Was bedeutet dies? Alles halb so aufregend. Natürlich sollte man Amazons Aktivitäten im Gesundheitssektor weiter aufmerksam beobachten,  aber de facto lassen sich nur wenige der ärztlichen Tätigkeiten online abwickeln. 

Blutabnahmen, Ultraschalluntersuchungen, EKGs, Abhorchen, Abtasten und vieles andere lässt sich in der gebotenen Qualität weder online noch vom Patienten selbst bewerkstelligen, um hier nur einige wenige Beispiele zu nennen. 

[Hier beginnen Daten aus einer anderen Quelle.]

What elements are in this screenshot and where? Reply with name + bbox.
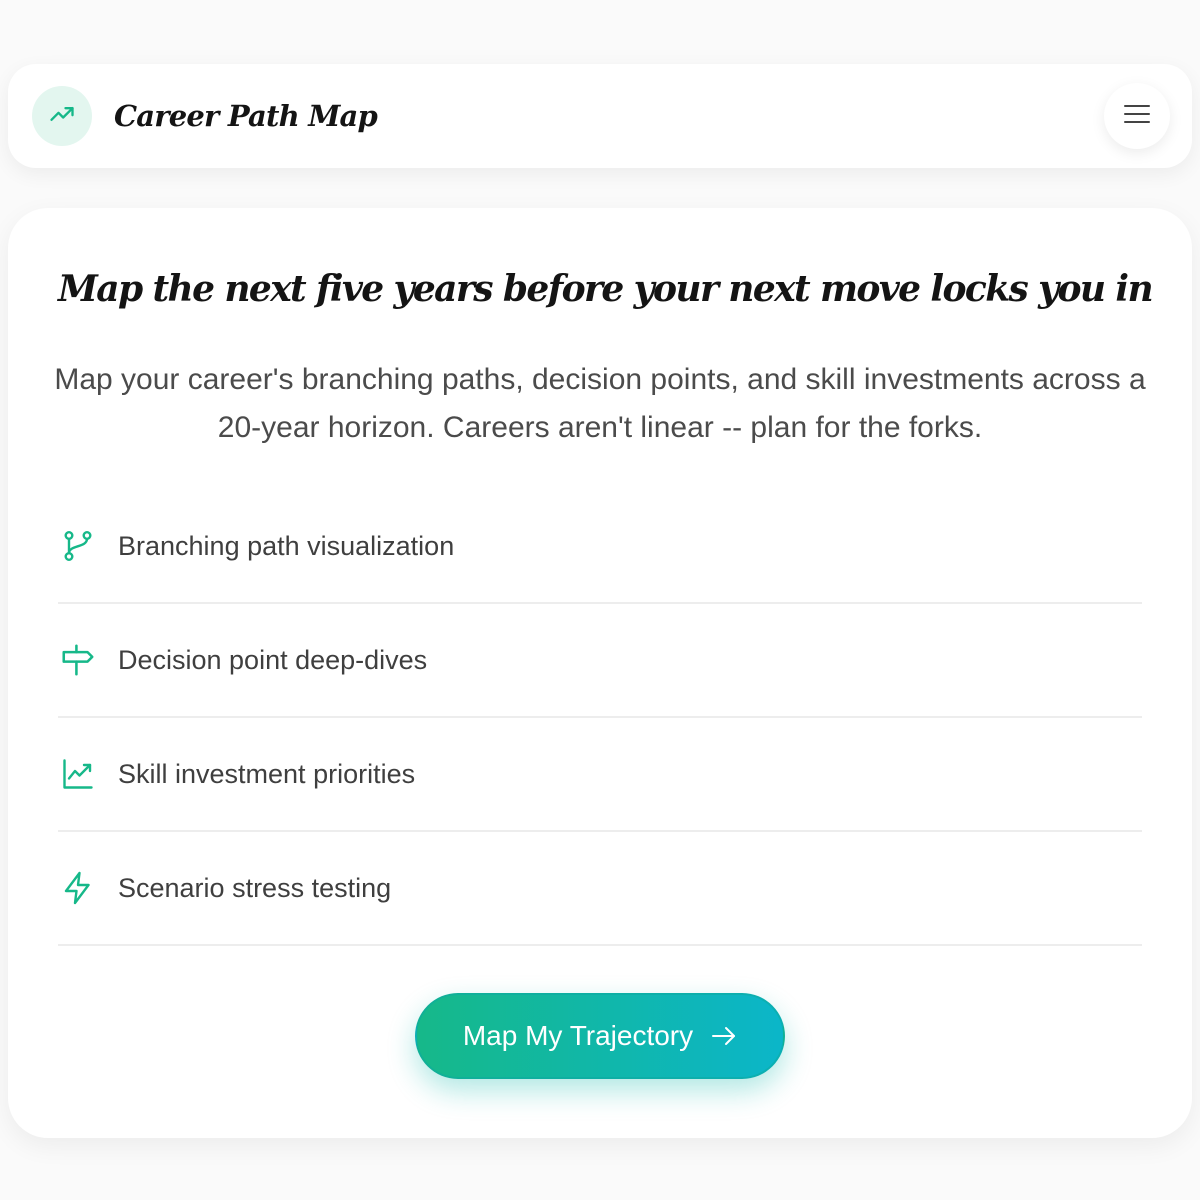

Zudem hat Amazon diese 2019 ins Leben gerufenen Aktivitäten bisher nur  in den USA lanciert. Medizinische Dienstleistungen werden – wegen ihrer großen Wichtigkeit – in allen Ländern stark reguliert und beaufsichtigt. Und natürlich unterscheiden sich die Regularien von Land zu Land.  Insofern ist es für Amazon deutlich anspruchsvoller, dieses neue Dienstleistungsangebot aus den USA in andere Ländern zu exportieren als dies beispielsweise beim Buchhandel der Fall war und ist.